I think the concern about companies that self insure is silly as well. On the concern that they would pass the tax through to the recipient, I don't see why an employer who buys insurance that is taxed would not have a significant chunk of that tax passed to them meaning there is little difference. Elsewhere, there was a concern that if they were self insured there would be no "price tag" is not true. They have no trouble assigning a price for COBRA. (I paid the COBRA price for a daughter who took a year break from college, who had pre-existing conditions - so this was the best (though expensive - we were super happy when she went back to school) we could do to insure her. AT&T has good insurance, but the individual policy under COBRA was I think around $800 a month. Far below this threshold.
Now, where is the usual source of deceptive analysis from the right - aka lies - Heritage Foundation! I hate to link to RW sources, but Heritage garbage tends to become talking points - and here they are intentionally wrong.
http://www.heritage.org/Research/HealthCare/wm2561.cfmThey say that Kerry's plan will raise everyone's insurance because they ignore that he is not taxing the entire premium, but just the portion that is above some threshold. Their alternative - just to cap the amount that is taxfree would in fact do the same thing Kerry's proposal does, if you assume that the entire tax is paid by the policy holder.
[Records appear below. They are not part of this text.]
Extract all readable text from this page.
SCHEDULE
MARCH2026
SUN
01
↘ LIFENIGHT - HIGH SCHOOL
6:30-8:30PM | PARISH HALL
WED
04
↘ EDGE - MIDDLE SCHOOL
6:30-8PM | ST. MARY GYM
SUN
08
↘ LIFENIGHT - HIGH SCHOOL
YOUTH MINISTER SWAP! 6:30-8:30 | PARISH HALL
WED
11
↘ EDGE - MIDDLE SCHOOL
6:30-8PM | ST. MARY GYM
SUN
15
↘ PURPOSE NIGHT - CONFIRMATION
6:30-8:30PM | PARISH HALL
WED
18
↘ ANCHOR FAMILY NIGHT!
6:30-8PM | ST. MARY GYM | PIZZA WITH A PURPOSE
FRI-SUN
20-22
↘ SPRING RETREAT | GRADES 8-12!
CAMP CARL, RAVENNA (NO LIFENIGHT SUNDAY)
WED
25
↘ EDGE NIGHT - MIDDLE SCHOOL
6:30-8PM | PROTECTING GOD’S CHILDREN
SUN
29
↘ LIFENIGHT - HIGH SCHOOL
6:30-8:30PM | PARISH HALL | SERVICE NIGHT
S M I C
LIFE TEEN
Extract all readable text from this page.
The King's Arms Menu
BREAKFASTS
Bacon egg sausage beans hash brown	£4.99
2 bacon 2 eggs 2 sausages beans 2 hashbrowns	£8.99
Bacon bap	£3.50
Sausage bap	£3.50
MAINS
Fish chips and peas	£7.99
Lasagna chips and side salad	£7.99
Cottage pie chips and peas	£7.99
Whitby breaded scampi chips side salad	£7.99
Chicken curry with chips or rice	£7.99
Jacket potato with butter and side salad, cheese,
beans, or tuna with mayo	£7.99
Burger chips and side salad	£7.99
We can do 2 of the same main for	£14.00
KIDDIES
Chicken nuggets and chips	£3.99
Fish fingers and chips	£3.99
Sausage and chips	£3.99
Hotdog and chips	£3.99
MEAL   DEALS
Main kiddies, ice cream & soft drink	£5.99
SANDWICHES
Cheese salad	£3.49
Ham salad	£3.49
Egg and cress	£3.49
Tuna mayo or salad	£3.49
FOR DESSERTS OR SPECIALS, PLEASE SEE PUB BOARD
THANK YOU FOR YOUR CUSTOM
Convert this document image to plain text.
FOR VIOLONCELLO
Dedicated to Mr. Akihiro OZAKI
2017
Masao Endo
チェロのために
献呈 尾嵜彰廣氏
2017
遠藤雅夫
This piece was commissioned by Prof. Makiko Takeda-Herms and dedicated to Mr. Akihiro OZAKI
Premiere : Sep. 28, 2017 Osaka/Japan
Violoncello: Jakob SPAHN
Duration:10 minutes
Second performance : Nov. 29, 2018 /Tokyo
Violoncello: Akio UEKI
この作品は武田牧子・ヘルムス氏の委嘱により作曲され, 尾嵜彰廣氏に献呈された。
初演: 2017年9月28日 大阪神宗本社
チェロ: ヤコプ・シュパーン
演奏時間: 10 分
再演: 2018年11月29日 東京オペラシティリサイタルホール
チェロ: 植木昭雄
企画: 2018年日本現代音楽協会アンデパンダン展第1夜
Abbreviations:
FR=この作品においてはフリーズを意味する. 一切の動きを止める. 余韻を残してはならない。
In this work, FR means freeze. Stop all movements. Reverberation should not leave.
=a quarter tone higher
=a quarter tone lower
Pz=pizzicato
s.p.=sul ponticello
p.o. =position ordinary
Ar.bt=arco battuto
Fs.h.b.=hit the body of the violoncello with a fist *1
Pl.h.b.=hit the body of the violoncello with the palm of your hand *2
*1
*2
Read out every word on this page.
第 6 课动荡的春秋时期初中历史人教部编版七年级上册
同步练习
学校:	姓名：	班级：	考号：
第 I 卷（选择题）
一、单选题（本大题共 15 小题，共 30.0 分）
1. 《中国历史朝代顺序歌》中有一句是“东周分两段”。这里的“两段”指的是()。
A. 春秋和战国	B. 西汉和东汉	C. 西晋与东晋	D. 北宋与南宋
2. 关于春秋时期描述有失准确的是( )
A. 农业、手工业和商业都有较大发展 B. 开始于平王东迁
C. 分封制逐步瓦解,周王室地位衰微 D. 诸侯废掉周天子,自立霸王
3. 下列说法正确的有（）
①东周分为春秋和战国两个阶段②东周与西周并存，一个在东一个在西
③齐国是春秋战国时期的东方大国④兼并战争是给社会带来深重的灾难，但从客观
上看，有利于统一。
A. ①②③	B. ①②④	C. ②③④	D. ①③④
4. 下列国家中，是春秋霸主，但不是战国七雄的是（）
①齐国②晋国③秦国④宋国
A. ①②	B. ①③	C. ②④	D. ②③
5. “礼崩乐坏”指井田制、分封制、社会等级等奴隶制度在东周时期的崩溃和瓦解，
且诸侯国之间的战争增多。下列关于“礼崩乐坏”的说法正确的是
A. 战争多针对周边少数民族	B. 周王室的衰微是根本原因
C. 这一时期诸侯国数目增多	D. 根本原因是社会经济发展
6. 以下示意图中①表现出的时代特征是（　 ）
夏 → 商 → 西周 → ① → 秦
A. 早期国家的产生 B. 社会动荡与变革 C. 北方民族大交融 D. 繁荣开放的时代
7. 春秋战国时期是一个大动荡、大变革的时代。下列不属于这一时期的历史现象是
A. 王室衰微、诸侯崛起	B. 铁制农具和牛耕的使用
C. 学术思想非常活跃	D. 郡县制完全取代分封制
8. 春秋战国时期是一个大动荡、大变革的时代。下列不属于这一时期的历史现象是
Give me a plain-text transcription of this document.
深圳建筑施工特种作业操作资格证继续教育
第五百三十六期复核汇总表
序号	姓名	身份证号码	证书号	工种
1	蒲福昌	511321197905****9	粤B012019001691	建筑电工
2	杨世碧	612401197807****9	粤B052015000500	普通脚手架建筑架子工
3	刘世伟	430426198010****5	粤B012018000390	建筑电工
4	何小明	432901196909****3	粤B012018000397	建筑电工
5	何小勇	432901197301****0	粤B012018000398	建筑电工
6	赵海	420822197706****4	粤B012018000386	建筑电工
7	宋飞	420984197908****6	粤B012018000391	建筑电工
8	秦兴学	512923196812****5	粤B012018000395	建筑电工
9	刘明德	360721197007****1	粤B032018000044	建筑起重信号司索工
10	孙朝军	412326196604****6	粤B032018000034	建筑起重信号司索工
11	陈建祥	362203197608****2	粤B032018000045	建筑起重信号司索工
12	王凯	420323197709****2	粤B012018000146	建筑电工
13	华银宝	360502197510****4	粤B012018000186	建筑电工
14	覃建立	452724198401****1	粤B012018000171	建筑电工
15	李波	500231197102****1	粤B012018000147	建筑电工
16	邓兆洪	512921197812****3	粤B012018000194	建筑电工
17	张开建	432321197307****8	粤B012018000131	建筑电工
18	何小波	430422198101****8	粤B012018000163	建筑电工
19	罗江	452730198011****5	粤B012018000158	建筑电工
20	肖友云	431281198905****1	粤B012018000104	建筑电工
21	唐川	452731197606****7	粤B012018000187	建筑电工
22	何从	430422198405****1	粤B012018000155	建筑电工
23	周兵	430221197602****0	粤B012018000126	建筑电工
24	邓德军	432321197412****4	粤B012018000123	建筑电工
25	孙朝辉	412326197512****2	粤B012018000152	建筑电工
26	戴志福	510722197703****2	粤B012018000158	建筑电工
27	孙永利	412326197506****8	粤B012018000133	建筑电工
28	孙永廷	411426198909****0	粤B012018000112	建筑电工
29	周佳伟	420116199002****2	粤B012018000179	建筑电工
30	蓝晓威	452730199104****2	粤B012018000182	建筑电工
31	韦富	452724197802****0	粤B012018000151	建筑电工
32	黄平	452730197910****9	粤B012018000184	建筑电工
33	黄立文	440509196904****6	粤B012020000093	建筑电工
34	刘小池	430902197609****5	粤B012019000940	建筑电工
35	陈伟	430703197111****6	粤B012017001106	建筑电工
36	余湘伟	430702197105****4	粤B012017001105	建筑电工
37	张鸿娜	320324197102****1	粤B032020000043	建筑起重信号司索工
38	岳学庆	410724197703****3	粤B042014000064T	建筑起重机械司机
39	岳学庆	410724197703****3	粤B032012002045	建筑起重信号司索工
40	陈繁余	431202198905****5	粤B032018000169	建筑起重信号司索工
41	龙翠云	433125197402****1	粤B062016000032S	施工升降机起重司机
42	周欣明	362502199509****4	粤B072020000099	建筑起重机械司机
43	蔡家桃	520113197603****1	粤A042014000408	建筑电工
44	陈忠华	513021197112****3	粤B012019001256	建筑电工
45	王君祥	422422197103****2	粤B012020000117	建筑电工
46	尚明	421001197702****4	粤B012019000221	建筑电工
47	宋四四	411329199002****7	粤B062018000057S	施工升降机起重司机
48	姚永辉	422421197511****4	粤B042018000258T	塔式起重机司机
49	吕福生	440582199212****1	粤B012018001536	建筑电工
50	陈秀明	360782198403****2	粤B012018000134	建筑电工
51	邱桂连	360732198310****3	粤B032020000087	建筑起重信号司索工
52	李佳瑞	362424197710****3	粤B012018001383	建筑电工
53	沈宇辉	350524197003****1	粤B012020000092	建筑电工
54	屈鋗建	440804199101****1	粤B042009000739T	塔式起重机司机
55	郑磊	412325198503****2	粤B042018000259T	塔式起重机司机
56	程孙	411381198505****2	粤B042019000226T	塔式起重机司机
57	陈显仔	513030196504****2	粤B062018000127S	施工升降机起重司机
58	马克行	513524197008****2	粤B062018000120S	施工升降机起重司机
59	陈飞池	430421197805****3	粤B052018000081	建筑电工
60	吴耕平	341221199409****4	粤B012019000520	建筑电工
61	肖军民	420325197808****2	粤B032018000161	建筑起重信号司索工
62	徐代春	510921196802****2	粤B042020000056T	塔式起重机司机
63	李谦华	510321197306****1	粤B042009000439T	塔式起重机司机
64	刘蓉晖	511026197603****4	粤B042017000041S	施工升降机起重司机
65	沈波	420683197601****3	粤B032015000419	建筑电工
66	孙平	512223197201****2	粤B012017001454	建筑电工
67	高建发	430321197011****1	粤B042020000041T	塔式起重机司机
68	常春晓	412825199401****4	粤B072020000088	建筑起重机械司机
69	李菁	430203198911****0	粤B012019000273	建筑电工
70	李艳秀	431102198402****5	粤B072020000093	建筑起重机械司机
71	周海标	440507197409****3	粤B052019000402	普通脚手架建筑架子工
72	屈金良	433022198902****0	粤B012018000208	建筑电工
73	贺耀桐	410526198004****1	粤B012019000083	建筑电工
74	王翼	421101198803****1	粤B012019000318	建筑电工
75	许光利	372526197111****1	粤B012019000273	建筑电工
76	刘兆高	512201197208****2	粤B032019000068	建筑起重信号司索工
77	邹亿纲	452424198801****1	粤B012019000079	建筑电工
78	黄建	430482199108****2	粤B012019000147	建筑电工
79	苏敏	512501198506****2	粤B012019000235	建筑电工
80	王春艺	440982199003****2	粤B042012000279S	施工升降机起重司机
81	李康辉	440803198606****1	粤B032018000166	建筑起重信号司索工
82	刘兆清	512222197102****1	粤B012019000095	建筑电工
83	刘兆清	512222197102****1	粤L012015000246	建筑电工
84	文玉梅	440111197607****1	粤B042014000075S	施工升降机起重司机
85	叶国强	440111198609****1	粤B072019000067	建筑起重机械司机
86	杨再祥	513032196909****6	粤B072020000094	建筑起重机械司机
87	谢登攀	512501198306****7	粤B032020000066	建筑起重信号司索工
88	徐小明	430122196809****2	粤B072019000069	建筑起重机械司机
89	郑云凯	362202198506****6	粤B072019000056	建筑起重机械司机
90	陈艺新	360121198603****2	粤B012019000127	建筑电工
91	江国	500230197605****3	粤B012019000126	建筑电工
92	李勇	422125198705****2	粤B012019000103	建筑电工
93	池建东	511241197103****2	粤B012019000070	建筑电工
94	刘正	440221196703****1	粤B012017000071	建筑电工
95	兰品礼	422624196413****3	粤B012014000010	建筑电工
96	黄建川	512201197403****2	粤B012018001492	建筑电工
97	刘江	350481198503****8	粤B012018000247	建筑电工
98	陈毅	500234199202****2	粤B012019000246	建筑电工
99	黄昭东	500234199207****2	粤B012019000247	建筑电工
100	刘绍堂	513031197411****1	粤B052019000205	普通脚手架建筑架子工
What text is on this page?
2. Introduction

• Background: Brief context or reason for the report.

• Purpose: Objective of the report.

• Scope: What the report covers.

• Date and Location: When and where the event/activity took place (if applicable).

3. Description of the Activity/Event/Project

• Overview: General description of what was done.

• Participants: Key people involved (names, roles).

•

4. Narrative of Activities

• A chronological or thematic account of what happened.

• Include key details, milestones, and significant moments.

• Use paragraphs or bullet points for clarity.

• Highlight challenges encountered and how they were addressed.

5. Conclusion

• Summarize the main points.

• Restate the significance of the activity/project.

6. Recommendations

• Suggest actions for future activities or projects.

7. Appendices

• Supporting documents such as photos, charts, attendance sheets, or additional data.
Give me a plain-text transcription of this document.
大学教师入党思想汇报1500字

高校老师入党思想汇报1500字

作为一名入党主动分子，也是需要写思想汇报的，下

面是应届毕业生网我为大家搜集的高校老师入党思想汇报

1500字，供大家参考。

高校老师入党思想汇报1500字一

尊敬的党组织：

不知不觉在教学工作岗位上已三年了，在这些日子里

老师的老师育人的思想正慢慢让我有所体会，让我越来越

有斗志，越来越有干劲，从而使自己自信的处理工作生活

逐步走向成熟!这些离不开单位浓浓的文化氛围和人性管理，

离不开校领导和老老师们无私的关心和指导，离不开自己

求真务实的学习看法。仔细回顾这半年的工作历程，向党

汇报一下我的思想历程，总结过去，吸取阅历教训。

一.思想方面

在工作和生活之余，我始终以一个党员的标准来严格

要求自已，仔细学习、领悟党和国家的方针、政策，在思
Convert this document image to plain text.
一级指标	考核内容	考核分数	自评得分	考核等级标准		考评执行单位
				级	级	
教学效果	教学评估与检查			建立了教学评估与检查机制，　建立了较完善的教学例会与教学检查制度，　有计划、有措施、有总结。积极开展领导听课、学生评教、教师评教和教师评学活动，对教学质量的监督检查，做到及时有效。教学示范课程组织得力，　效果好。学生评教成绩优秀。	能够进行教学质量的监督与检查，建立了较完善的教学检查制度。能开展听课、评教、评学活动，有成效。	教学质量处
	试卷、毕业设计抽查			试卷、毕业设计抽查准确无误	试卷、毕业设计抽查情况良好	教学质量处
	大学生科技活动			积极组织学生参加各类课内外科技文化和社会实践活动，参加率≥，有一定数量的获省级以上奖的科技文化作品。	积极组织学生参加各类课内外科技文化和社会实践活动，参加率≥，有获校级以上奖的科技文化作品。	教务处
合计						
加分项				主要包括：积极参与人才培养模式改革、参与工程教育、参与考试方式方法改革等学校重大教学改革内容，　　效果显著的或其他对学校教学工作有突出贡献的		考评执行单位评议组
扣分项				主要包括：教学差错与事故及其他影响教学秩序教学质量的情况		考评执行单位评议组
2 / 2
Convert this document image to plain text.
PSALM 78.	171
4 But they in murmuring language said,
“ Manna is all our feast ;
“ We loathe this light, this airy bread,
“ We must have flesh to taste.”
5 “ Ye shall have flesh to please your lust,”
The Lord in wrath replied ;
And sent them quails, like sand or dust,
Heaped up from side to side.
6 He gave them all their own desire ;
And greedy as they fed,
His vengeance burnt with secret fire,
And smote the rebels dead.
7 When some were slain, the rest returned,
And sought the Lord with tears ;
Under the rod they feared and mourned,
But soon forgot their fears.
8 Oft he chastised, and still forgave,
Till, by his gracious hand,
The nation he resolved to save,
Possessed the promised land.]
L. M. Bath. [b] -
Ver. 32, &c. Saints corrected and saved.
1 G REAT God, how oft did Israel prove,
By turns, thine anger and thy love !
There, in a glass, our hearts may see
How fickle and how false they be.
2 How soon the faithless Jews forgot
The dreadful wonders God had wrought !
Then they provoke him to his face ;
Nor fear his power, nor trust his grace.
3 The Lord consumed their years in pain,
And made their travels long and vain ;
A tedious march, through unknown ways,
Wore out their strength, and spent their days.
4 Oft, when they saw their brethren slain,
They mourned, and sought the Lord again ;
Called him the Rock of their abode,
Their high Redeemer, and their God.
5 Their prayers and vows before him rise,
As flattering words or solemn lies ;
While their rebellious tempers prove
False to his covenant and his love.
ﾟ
They also very disingenuously say that it would apply just to private plans and not the public option. This is because they are again ignoring that Kerry's plan taxes only the amount above the average cost. The very design of the public plan means no public policies would be above the average cost. There is no intention of the public plan having gold plated options.
In addition, they do something more bizarre. Having incorrectly made Kerry's proposal apply to all private insurance plans, they then rewrite history and make the Republican plan only cap the amount of the deduction, rather than tax it all. So, apparently, it is Kerry and the Democrats who want to tax all the workers and middle class.